Kathryn had never thought much about the ancient technology the original settlers were alleged to have. She often wondered what was real historical record and what was mythic magic. Those early years were a chaotic time and reliable records were hard to come by. Thought control had always struck with her though as something much more likely to be myth than reality, but here in her hand was the evidence that it was a real technology that really existed and was widely used. It was hard for her to imagine what it would be like to be able to interact with technology in that way. She just couldn’t imagine. She had a moment of pride looking forward to the scholars of her world being able to analyze this ship and finally have the chance to definitively discriminate fact from fiction around those early days.
In her playing around with her scroll in the long hours of waiting, she’d figured out how to access the onboard telescopes which she hadn’t even know were a part of the original design. When she’d activated them, they emerged from the structure of the central engineering section and began feeding data to her scroll. The user interface was remarkably user friendly, and while she’d discovered that the system was designed in such a way that four ship borne telescopes could somehow work together to render a sharper image than any of them could individually. For this to work tough, the ship had to be pointed at the target in such a way that all four telescopes faced it square on. With the ship under power, it had to remain either pointed at Earth on their approach or away from it when it was time to slow down.

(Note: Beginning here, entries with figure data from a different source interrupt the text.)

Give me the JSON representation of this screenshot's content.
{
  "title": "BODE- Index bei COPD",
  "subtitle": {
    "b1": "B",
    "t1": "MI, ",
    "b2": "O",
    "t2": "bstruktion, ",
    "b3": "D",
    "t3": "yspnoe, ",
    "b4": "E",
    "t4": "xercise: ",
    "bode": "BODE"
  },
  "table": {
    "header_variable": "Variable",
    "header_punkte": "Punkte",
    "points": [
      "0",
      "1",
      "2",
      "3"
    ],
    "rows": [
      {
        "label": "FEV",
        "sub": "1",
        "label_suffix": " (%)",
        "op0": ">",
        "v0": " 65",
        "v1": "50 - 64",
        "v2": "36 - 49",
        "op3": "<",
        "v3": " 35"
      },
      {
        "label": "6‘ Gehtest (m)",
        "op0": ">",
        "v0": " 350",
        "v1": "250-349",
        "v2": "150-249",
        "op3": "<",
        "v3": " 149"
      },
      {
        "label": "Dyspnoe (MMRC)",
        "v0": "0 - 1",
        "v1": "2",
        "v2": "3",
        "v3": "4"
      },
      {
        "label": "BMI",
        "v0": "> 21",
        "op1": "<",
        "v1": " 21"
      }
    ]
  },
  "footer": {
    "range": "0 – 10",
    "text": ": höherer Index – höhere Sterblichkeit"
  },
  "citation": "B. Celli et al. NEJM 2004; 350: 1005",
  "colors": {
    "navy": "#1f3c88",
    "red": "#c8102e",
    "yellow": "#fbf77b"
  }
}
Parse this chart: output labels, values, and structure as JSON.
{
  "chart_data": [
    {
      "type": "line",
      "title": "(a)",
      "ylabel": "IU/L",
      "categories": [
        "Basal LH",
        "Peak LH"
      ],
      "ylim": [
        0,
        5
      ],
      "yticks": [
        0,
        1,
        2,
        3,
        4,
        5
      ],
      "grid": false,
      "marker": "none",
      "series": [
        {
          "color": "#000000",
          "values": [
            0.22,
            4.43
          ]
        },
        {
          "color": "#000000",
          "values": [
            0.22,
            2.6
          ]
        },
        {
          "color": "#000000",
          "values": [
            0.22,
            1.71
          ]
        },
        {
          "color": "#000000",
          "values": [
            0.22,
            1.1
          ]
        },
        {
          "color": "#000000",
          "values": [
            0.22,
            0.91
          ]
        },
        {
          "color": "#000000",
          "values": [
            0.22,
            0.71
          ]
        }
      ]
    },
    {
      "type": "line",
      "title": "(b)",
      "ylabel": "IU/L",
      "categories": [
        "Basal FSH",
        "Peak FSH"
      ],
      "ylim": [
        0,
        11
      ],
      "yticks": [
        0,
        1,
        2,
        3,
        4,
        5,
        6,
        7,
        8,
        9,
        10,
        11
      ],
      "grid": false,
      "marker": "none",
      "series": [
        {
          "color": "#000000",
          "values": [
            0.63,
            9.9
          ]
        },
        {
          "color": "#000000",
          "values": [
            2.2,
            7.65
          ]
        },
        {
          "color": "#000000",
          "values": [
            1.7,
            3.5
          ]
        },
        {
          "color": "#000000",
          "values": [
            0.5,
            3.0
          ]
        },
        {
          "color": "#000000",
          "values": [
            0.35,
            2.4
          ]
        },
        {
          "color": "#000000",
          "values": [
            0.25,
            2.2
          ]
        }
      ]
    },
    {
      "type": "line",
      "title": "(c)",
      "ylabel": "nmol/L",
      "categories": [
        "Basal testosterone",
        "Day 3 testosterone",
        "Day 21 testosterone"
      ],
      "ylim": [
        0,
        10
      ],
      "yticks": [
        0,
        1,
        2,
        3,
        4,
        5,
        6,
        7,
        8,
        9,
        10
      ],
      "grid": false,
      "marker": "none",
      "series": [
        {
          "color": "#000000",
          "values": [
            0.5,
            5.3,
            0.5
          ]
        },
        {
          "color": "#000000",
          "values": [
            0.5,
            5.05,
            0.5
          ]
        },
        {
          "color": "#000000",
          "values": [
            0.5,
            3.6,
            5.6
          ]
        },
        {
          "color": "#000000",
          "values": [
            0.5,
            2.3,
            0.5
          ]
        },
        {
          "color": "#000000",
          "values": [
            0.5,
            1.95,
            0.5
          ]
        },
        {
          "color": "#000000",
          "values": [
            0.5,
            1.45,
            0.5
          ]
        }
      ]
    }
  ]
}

So, while she could only look at Mercury and Venus with individual telescopes (as she had spent many hours doing so), the multi-telescope ‘interferometry’ mode which she really didn’t understand could indeed work for looking at Earth, and she was thrilled and humbled at the incredible degree of detail this view of the world provided. She’d clued in the others to the feed and collectively they had logged innumerable hours staring at the live feed and wondering. They’d found a conference room which had an entire wall for a display screen and fed the data to it. Hours passed in the room as people rotated through staring at the live feed for hours, wondering, dreaming, speculating, imagining…
What would they find? Would it feel more familiar on the surface to them than their own colony planets or were they truly people of other worlds visiting an alien place? What would the people still left on Earth be like? Kobol’s basic reconnaissance scans showed that there were indeed humans (or something like them) on the surface, but not much more than that was known. They detected no technology they deemed interesting. Were they survivors with living memory of their once great civilization, or were they people with no such memory and only wonderment at the ruins which must still persist on the surface? So many questions to answer.
After what seemed like an eternity, New Horizon inserted itself once again into orbit around the Earth. After being away for so long away, the ship had finally returned home. Its journey had come full circle, and neither it nor its crew knew what lay in store for them down on the surface after so long an absence.